Who seriously thinks about adding something like this on their shower? Scott. It's ingenious.

He also DIY’ed some custom storage using corrugated roofing material (also straight from the home improvement store) and created a space to store filing cabinets and archives.

Corrugated panels block off filing shelving.

Before we left, we did get a little Photography 101 lesson, starting with the meaning and significance of f-stops. Pete was the model… er… test subject.

Pete, modeling during our f-stop lesson.

I also had the chance to test out a really fancy pants lens on the Rebel. As an amateur shot with a foreign-to-me lens, I’m pretty happy with this shot, even if I’m only focused on his left cheek scruff.

Action shot of Pete while I test out a new lens.

Hope you loved the tour as much as we did. We’re honored to have been able to have seen and photographed this space firsthand!

And can I tell you how intimidated I am doing a photo shoot with a real photographer? Deep breath, OK, done.

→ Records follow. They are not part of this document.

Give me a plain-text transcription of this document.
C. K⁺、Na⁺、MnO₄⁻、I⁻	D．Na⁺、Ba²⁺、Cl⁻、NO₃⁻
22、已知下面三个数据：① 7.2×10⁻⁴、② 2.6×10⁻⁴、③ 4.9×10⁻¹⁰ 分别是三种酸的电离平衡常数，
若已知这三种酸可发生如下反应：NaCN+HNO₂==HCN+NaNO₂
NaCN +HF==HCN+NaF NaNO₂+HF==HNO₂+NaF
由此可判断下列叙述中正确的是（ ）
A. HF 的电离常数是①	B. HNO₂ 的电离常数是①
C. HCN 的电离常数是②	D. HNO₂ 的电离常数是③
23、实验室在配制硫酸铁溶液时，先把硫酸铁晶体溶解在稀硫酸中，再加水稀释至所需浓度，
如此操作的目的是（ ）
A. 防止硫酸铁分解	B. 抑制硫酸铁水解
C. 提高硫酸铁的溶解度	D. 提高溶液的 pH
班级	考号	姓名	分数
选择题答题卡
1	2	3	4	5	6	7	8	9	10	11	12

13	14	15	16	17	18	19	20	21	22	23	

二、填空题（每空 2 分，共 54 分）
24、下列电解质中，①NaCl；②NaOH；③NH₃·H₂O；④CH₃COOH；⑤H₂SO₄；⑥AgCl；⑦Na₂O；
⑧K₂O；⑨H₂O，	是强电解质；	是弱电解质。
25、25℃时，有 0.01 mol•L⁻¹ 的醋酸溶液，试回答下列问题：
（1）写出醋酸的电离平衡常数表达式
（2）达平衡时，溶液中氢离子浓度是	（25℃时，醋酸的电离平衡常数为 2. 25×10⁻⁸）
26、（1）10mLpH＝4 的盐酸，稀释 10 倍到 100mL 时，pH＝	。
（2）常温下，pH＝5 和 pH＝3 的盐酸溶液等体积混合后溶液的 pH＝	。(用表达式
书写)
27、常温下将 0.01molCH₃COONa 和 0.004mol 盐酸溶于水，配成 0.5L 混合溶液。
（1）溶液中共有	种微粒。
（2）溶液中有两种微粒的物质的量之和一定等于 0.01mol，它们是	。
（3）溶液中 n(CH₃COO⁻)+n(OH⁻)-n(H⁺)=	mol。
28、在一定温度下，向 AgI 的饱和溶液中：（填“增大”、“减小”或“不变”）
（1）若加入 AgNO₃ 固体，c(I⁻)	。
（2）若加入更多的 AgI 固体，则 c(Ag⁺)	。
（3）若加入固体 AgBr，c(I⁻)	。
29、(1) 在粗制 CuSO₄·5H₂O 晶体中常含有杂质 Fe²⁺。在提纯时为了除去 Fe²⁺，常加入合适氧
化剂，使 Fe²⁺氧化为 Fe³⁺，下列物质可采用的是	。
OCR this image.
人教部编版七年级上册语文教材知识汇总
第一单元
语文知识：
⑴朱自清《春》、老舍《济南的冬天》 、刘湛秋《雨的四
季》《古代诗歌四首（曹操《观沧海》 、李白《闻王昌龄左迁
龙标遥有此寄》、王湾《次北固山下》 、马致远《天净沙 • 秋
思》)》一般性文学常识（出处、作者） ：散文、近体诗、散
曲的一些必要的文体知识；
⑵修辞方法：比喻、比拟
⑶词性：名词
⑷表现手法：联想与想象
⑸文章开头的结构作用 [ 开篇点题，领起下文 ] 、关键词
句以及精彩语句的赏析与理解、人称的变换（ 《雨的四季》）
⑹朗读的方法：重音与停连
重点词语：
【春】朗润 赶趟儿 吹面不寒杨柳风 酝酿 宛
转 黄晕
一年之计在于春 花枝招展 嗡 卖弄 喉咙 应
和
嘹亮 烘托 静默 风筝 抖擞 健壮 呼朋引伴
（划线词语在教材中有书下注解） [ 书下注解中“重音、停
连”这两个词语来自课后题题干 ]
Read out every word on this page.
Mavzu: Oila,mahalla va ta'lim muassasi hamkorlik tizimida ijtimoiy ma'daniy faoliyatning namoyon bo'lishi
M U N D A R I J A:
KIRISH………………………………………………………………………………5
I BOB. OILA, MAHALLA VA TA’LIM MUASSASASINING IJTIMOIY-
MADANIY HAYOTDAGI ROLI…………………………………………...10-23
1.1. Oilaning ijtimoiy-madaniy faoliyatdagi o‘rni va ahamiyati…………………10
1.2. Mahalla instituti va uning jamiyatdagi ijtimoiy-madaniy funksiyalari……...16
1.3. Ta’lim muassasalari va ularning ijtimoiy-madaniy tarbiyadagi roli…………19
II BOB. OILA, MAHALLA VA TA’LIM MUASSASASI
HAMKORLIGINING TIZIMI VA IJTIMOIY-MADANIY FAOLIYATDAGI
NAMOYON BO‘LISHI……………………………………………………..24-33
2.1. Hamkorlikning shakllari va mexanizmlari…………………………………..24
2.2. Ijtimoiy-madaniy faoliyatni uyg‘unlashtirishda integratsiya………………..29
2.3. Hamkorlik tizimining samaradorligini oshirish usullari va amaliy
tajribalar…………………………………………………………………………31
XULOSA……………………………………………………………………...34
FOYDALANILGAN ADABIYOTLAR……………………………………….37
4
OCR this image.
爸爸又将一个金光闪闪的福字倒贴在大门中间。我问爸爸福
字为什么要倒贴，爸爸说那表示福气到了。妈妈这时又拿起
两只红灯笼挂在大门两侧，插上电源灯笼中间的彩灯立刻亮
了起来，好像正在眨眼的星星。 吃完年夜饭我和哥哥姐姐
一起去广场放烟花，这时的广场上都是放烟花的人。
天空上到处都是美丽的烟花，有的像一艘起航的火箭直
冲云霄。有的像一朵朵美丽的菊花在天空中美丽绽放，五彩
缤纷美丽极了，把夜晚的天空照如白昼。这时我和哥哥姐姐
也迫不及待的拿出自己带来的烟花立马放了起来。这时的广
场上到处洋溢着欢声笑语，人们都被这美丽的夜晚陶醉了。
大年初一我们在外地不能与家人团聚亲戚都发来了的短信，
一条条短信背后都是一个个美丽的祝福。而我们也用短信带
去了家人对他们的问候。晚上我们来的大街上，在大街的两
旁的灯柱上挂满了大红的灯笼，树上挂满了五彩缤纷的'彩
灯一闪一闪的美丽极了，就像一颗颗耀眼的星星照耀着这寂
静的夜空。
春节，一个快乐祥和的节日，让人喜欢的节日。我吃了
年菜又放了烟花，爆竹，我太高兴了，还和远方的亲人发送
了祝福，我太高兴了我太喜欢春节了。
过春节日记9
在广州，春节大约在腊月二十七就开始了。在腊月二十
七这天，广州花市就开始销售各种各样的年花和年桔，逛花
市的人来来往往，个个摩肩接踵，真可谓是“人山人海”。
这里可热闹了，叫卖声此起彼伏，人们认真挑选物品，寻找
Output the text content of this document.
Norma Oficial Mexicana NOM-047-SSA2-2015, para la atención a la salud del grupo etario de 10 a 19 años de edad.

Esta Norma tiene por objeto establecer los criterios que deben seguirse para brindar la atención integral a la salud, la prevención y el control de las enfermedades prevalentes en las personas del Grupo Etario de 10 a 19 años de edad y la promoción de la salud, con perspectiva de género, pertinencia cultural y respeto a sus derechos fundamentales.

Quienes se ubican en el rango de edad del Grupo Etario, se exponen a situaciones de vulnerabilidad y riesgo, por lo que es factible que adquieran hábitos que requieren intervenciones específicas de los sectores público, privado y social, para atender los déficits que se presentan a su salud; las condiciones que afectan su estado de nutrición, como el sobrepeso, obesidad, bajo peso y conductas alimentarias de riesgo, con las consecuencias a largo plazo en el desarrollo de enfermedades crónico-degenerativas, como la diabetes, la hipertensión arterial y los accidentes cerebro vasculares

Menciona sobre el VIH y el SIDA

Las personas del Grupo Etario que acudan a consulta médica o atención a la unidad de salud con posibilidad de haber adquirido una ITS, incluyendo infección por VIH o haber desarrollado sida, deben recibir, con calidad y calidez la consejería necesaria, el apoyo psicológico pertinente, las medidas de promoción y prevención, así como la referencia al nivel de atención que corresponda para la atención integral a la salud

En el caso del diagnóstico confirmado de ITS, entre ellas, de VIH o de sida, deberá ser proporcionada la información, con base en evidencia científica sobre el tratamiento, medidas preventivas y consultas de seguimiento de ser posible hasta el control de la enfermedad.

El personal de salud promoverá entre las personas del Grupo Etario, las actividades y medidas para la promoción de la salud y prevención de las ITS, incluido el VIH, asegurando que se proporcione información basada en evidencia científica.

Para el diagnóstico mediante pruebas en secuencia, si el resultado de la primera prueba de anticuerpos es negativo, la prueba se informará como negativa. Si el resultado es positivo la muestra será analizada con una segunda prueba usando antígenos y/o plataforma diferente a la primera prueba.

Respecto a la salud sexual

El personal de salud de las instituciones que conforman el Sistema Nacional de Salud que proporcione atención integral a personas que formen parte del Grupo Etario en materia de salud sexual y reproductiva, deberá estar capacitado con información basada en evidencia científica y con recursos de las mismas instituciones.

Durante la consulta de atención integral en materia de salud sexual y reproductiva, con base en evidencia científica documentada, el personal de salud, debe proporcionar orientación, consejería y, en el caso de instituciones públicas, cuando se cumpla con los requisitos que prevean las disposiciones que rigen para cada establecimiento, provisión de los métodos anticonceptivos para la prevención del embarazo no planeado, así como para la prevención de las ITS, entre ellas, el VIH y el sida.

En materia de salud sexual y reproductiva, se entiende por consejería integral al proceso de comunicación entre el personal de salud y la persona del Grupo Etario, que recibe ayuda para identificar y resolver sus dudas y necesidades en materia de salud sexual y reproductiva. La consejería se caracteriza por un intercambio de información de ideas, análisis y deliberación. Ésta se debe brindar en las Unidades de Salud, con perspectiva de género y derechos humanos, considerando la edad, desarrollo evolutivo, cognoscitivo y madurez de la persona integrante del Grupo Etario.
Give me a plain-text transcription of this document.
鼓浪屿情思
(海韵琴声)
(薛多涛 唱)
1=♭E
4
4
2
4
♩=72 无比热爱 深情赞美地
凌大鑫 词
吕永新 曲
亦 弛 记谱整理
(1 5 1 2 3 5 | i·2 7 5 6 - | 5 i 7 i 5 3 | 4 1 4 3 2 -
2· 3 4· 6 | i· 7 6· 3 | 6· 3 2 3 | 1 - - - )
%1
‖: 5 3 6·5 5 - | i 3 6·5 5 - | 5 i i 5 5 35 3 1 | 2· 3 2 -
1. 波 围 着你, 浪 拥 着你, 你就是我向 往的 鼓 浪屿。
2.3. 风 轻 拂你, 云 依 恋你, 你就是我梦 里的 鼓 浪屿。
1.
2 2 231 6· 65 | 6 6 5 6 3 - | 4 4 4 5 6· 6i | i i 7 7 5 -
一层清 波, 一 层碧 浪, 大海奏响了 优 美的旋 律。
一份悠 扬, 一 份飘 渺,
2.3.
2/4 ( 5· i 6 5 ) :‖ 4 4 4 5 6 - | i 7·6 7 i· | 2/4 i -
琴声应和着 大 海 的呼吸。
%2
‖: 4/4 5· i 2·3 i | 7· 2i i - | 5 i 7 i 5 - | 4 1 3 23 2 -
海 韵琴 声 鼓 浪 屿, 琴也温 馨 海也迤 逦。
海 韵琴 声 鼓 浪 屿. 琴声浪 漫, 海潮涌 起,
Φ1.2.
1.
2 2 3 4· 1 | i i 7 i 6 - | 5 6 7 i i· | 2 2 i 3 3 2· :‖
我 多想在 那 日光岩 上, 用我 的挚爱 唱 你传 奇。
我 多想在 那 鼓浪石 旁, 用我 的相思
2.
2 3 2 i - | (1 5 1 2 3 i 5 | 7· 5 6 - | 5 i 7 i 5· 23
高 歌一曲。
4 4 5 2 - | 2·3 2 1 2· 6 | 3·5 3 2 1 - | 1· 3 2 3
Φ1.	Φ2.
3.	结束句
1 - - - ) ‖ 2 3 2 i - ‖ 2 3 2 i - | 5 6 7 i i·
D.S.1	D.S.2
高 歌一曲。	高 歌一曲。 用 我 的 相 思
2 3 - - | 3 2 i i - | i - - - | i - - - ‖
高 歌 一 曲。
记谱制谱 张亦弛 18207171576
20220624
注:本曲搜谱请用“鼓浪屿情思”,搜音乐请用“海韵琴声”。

If you’re interested in submitting your workpad for a future post, email emily [at] merrypad [dot] com.

  • Cait @ Hernando House
    7 years ago - Reply

    I love that sink and shower! I have been trying to decide what kind of outdoor shower to build, and I may have to adapt some of those ideas!

    • Emily
      7 years ago -

      Both the sink and the shower are awfully creative, right? I love the resourcefulness of all of it; so much of it (camera equipment aside) can be found right at the home improvement store.